Louis Blettery et Blanche Avignon (3)


A UZÈS (Gard)

En 1904, Louis Blettery s’installa avec toute sa famille à Uzès, dans la propriété que son père avait acheté dix ans auparavant.

Cette propriété était située dans la plaine s’étendant au pied de la ville d’Uzès et se composait d’une grande maison, d’un parc peuplé de beaux arbres donnant une ombre bienvenue dans ce pays chaud et sur l’arrière, des bâtiments qui avaient dû servir dans des temps plus anciens à l’industrie de la soie

La maison, qui existe encore de nos jours, présente une élégante façade surmontée d’un pignon en forme de fronton perçé d’un bel oeil-de boeuf dont l’arrondi est souligné par une décoration de feuilles de lauriers. Les grandes fenêtres à la française du premier étage sont réhaussées de motifs géométriques de formes triangulaires. La porte d’entrée est composée de deux colonnes surmontées d’un tableau formant chapiteau et d’une voûte en plein cintre. Le sol du rez de chaussée est pavé de grands carreaux noirs et blancs.
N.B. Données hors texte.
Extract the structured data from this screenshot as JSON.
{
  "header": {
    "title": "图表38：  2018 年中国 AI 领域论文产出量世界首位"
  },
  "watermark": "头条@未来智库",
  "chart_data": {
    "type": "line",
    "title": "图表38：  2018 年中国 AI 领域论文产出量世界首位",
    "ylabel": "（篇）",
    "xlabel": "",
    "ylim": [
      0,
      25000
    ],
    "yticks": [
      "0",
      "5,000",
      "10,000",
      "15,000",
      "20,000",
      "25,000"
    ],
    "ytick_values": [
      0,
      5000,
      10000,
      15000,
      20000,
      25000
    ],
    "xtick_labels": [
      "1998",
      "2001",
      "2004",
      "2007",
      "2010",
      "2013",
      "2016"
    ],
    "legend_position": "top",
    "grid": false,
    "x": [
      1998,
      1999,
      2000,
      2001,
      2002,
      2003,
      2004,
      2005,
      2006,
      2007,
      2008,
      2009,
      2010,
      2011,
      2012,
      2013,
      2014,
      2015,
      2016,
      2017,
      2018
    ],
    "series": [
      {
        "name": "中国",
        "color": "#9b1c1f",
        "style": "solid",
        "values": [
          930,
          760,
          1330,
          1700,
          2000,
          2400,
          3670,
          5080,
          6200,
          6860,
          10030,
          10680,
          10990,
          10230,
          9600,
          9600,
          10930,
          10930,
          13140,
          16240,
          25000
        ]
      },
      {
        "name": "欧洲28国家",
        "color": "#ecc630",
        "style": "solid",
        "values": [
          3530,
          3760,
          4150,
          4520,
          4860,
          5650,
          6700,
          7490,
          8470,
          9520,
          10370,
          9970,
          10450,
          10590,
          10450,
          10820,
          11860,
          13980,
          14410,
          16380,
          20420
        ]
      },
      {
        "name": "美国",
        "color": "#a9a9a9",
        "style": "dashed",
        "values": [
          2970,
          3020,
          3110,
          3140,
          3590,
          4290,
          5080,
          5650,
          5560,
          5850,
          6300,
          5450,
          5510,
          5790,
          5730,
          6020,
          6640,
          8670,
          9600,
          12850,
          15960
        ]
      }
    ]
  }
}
C’est dans cette maison, dénommée à l’époque “Mas Lapierre” du nom de l’ancien propriétaire négociant à Marseille, que naquit mon père, Paul Blettery, le premier mai 1905. L’un des témoins fut Emile Balmassière, cordier de son état. En se liant d’amitié avec cet homme, Grand-père se souvenait-il que ces ancêtres du côté de sa mère avaient exercés le métier de cordier à Saint-Chamond et à Beaurepaire ?

Grand-père y vecut donc plus de quatre ans, mais il ne se plut jamais vraiment dans cette petite sous préfecture du Gard. (Elle perdit d’ailleurs ce statut en 1926). Il y faisait très chaud en été, la vie devait y être bien monotone et il dut s’ennuyer terriblement.

Il y eut bien sûr des petits incidents qui marquent une vie tranquille et il en racontait quelques uns.

Grand-père avait acheté une jument du nom de” zélée” à un boulanger d’Uzès, ivrogne bien connu. La bête battue à longueur d’année, était devenue ingouvernable. Bien traitée par son nouveau propriétaire, elle redevint docile excepté lorsqu'on la faisait passer devant la maison de son ex-tortionnaire.

Il l’avait attelé à une belle petite carriole anglaise à quatre roues, un grand siège recouvert de cuir pour le conducteur à l’avant et à l’arrière deux bancs avec dossier se faisant face sur les deux côtés. Le tout était recouvert d’un dais bordé de franges. Toute la petite famille dut ainsi faire de belles promenades dans la campagne et dans Uzès même qui se trouve à quelques distances de la propriété.
caleche à Uzès
Grand-père, un soir qu’il était en ville, rencontra une de ces connaissances, fonctionnaire venu du nord de la France. Visiblement, ce digne monsieur n’avait pas supporté l’abus qu’il avait fait du vin du terroir et tout émeché, il injuriait le tout Uzès, sans oublier les plus belles personnalités de la ville.

Grand-père se crût obligé de raccompagner l’ivrogne chez lui. Arrivé à la maison du poivrot, il fut très mal accueilli par la maitresse de maison qui pensa en les voyant ainsi qu’il avait été la cause de l’ébriété de son mari.


Photographies prises à Uzès entre 1905 et 1906

Il continua à faire de la photographie et prit durant cette période, plusieurs vues de la campagne environnante et quelques scènes de la vie quotidienne telles que la noce Pellecuer en février 1905, les labours des vignes et des champs en février 1906, le travail du cordier Balmassière, en avril 1906.

A la mort de son père survenue en juin 1907, se sentant délié des engagements qu’il avait peut-être pris, il s’empressa de vendre la propriété d’Uzès. La tradition rapporte que le prix de vente obtenu avait été très inférieur au prix d’achat initial. La crise viticole dans le midi et le fait qu’une partie de la propriété avait été coupée par la voie de chemin de fer aurait expliqué cette perte.

Après la vente de la maison d’Uzès, il s’établit quelques temps dans la région de Boen où la mère de Blanche s’était retirée. Il pensa même acheter un château mais il fut arrêté par les travaux à entreprendre pour la rendre habitable.